AP Sensing says it can vibrate at a distance of hundreds of meters but “usually not several kilometers away”. The company confirms that its technology is currently deployed at some cable installations in the North Sea, although further comments decline.
Paul Heiden, CEO of a Dutch firm Optics 11, says, “People actually need a initial warning, what to do, what to do, what to do, a Dutch firm, which also creates a fiber optic acoustic sensing system.”
Mr. Heiden argues that fully installed cables can be particularly useful for the purpose of monitoring marine activity – a hearing cables can, say, 100 km from a significant port, or a major gas pipeline or telecom cable, instead of those assets.
This can give the operators observable of plant traffic in the area, and potentially advance information of a ship towards a significant property.

Optics11’s fiber optic hearing technique can be deployed on military submarines, says Mr. Heiden, and says that the firm is soon to start a monitoring cable tested somewhere on the floor of the Baltic Sea.
The demand for fiber optic sensing technology is increasing, a network testing and measurement company in a wive solutions Douglas Clag says: “We see the number of requests increasing.”
Some cables damaged in recent incidents were performed by Swedish cable company Hextronic, heads of submarine cable business in Christian pris, Central Europe, Middle East, Africa and firm.
Acousic sensing is an emerging technique that Sri Pras suggests that the future will become more common. But to protect a relatively low cable from sabotage, in case of physical strengthening.
They say that today’s fiber already folds metal casting in optic cable and welded around the fiber. There are also “Armary Wire”, thick metal cords, running along the outer parts of the cable and in some cases are two layers of these cords. “The channel towards Britain where you have a lot of rocks and a lot of fishing, you want to double-armor,” Sri Preis says.

But should a vessel be deliberately drawn its heavy anchor into a double-armor cable, it will almost certainly damage it, it is called Sri Pras-there is a force of conflict or pulling action.

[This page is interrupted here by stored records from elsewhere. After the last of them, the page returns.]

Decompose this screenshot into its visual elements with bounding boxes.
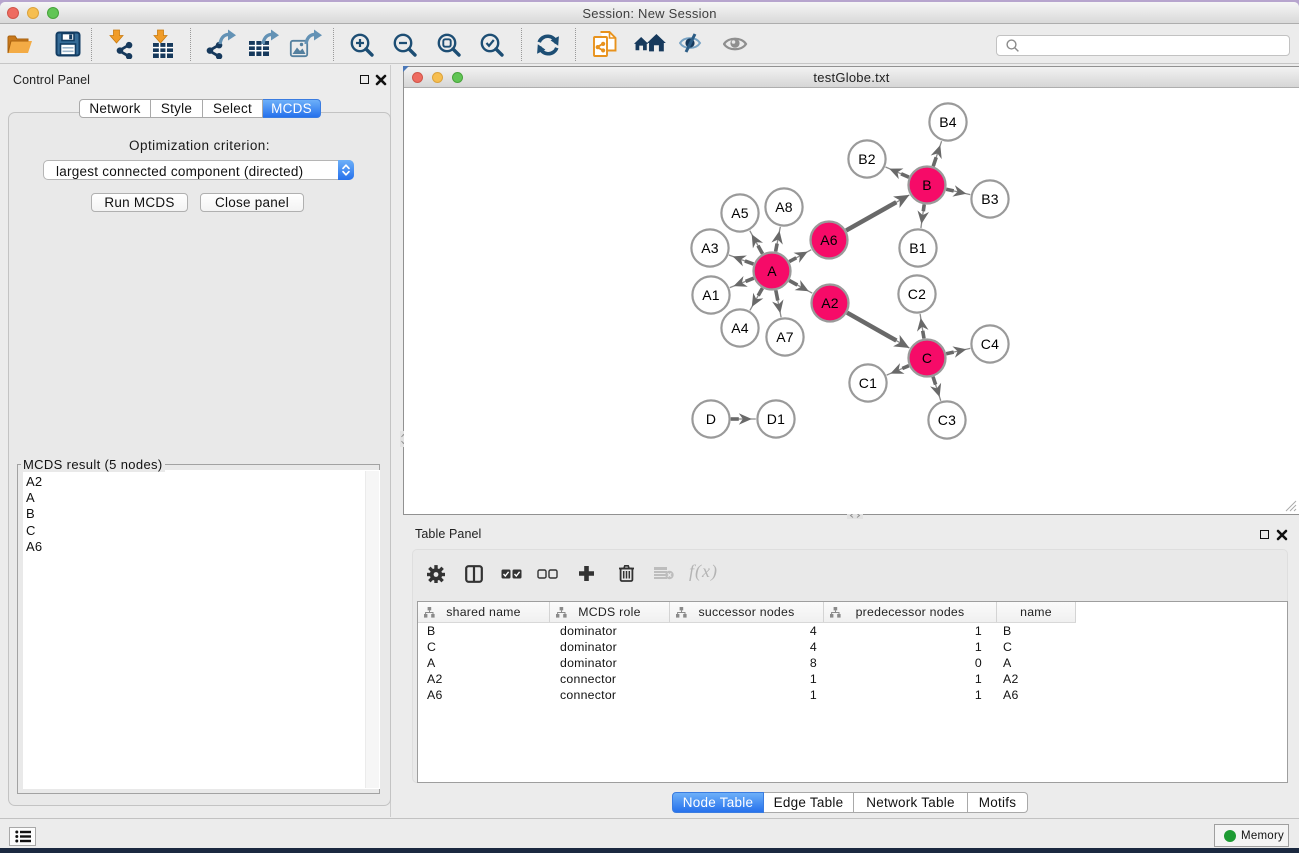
svg-text:D1: D1 bbox=[767, 411, 785, 427]
svg-text:f(x): f(x) bbox=[689, 563, 718, 582]
svg-text:B2: B2 bbox=[858, 151, 876, 167]
svg-text:A3: A3 bbox=[701, 240, 719, 256]
svg-text:A1: A1 bbox=[702, 287, 720, 303]
svg-text:D: D bbox=[706, 411, 716, 427]
svg-text:A4: A4 bbox=[731, 320, 749, 336]
svg-text:C2: C2 bbox=[908, 286, 926, 302]
svg-text:C4: C4 bbox=[981, 336, 999, 352]
svg-text:C: C bbox=[922, 350, 932, 366]
svg-text:A5: A5 bbox=[731, 205, 749, 221]
svg-text:C3: C3 bbox=[938, 412, 956, 428]
svg-text:A6: A6 bbox=[820, 232, 838, 248]
svg-text:A7: A7 bbox=[776, 329, 794, 345]
svg-text:C1: C1 bbox=[859, 375, 877, 391]
svg-text:B1: B1 bbox=[909, 240, 927, 256]
svg-text:A: A bbox=[767, 263, 777, 279]
svg-text:B3: B3 bbox=[981, 191, 999, 207]
svg-text:B: B bbox=[922, 177, 932, 193]
svg-text:B4: B4 bbox=[939, 114, 957, 130]
svg-text:A2: A2 bbox=[821, 295, 839, 311]
svg-text:A8: A8 bbox=[775, 199, 793, 215]
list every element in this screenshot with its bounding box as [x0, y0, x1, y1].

Although it is possible to bury the cable in the seals for additional protection, it can be prohibitedly expensive at a long distance and at a depth below a few dozen meters.
“Cables break all the time,” says the telecom market research firm, Telecography Research Analyst Lane Burdet. She said, “The number of cable defects per year has actually been stable in the last several years,” she says that 1-200 defects that are generally per year have never increased despite the installation of more Sabasia cables during that period.
Ms. Burdate also noted that, even when a cable is separated, the telecom network usually has significant excesses, meaning that the last users often do not see a lot of disruption in their service.
Nevertheless, the visible military reaction to the cable break in the Baltic Sea is welcome, Thorson Bena, the co-founder and director of the Global Public Policy Institute, says a think tank: “It’s good that NATO and European Union have woken up.”
And when the cable sensing technique can be useful, its efficacy in case of preventing loss is on the fact that coastguards or military patrolling can receive an alert about how quickly potential sabotage and response. “The question is how soon you can establish contact with a ship,” the banner says.